Provider-Only Source Workflow
Provider-only gateways route to upstream APIs and do not load a local GGUF model. Use a CPU gateway build because inference happens at the provider:
cp apps/gateway-server/config/provider-only.toml.example apps/gateway-server/config/provider-only.toml
cp apps/gateway-server/.env.example apps/gateway-server/.env
set -a
. apps/gateway-server/.env
set +a
sipp run gateway-server check --config apps/gateway-server/config/provider-only.toml --backend cpu
sipp run gateway-server serve --config apps/gateway-server/config/provider-only.toml --backend cpu
Use Configuration for Anthropic and OpenAI-compatible target snippets.
Generated Executable
sipp build gateway-server --backend <backend> stages a runnable distribution
in .build/artifacts/gateway-server. The directory contains the
sipp-gateway executable, base runtime libraries, and selected GGML
backend plugins. The build also compiles the React Admin Dashboard from
apps/gateway-server/admin-ui and copies its Vite output to
.build/artifacts/gateway-server/admin-ui. Keep the executable, dashboard
asset directory, and runtime libraries together.
Direct execution must put the artifact directory on the dynamic loader path.
The executable reads dashboard assets from admin-ui beside the binary unless
SIPP_GATEWAY_ADMIN_ASSETS_DIR points at another Vite dist directory.
Linux:
set -a
. apps/gateway-server/.env
set +a
export LD_LIBRARY_PATH="$(pwd)/.build/artifacts/gateway-server${LD_LIBRARY_PATH:+:$LD_LIBRARY_PATH}"
.build/artifacts/gateway-server/sipp-gateway check --config apps/gateway-server/config/local.toml
.build/artifacts/gateway-server/sipp-gateway serve --config apps/gateway-server/config/local.toml
macOS:
set -a
. apps/gateway-server/.env
set +a
export DYLD_LIBRARY_PATH="$(pwd)/.build/artifacts/gateway-server${DYLD_LIBRARY_PATH:+:$DYLD_LIBRARY_PATH}"
.build/artifacts/gateway-server/sipp-gateway check --config apps/gateway-server/config/local.toml
.build/artifacts/gateway-server/sipp-gateway serve --config apps/gateway-server/config/local.toml
Windows PowerShell:
Get-Content apps\gateway-server\.env | ForEach-Object {
if ($_ -and -not $_.StartsWith("#")) {
$name, $value = $_.Split("=", 2)
Set-Item -Path "Env:$name" -Value $value
}
}
$dist = Join-Path (Get-Location) ".build\artifacts\gateway-server"

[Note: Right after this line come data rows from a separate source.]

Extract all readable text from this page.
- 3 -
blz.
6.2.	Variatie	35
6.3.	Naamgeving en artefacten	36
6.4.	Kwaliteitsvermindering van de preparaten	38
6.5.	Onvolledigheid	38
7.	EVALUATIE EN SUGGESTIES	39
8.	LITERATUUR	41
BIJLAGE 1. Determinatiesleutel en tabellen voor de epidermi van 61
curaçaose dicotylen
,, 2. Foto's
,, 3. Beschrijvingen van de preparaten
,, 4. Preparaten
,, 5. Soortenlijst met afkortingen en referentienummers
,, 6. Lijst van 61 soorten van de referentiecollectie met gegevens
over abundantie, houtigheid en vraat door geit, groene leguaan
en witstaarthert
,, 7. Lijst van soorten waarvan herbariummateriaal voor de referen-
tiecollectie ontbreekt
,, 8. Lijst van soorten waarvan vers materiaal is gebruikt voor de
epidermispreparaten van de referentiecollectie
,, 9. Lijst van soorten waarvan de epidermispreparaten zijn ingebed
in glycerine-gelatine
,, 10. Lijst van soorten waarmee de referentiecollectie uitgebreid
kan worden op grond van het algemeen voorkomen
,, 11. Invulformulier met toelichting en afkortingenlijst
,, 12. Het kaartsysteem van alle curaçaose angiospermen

$env:PATH = "$dist;$env:PATH"
.\.build\artifacts\gateway-server\sipp-gateway.exe check --config apps\gateway-server\config\local.toml
.\.build\artifacts\gateway-server\sipp-gateway.exe serve --config apps\gateway-server\config\local.toml
Relative model paths in TOML are resolved from the process working
directory. The sipp run gateway-server ... workflow runs from the workspace
root. When running the executable from another directory, use absolute model
paths or start the process from the workspace root.
Backends
The gateway server supports the same native backend names as other native targets:
cpu: provider-only router build or local-inference diagnostic backend.cuda: NVIDIA CUDA backend.metal: Apple Metal backend on macOS.vulkan: Vulkan backend.all: host-supported backend set for build commands.

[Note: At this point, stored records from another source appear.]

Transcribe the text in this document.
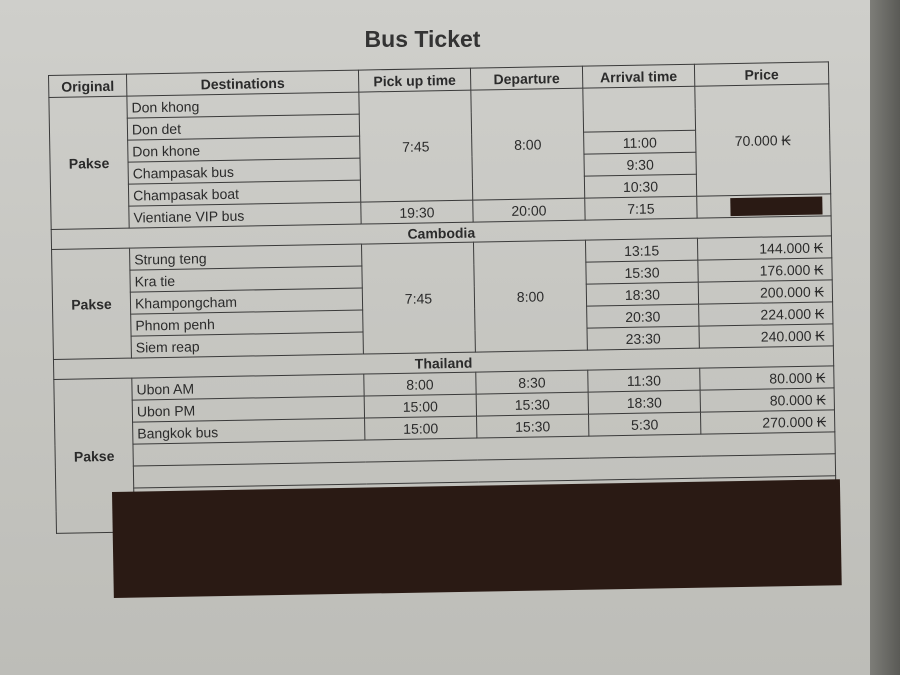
Bus Ticket
Original	Destinations	Pick up time	Departure	Arrival time	Price
Pakse	Don khong	7:45	8:00		70.000 ₭
	Don det				
	Don khone			11:00	
	Champasak bus			9:30	
	Champasak boat			10:30	
	Vientiane VIP bus	19:30	20:00	7:15	
Cambodia					
Pakse	Strung teng	7:45	8:00	13:15	144.000 ₭
	Kra tie			15:30	176.000 ₭
	Khampongcham			18:30	200.000 ₭
	Phnom penh			20:30	224.000 ₭
	Siem reap			23:30	240.000 ₭
Thailand					
Pakse	Ubon AM	8:00	8:30	11:30	80.000 ₭
	Ubon PM	15:00	15:30	18:30	80.000 ₭
	Bangkok bus	15:00	15:30	5:30	270.000 ₭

For on-board local target TOML, backend = "auto" selects the best compiled
and available backend in this order: CUDA, Metal, Vulkan, then CPU. Production
model-serving configs should use auto or an explicit GPU backend. Explicit
cpu disables GPU offload and is intended only for diagnostics. Explicit GPU
backends fail if that backend was not compiled or is unavailable.
Admin Dashboard
The Admin Dashboard password is read from the env var named by TOML:
admin_password_env = "SIPP_GATEWAY_ADMIN_PASSWORD"
Keep the real value in a secrets env file or production secret manager.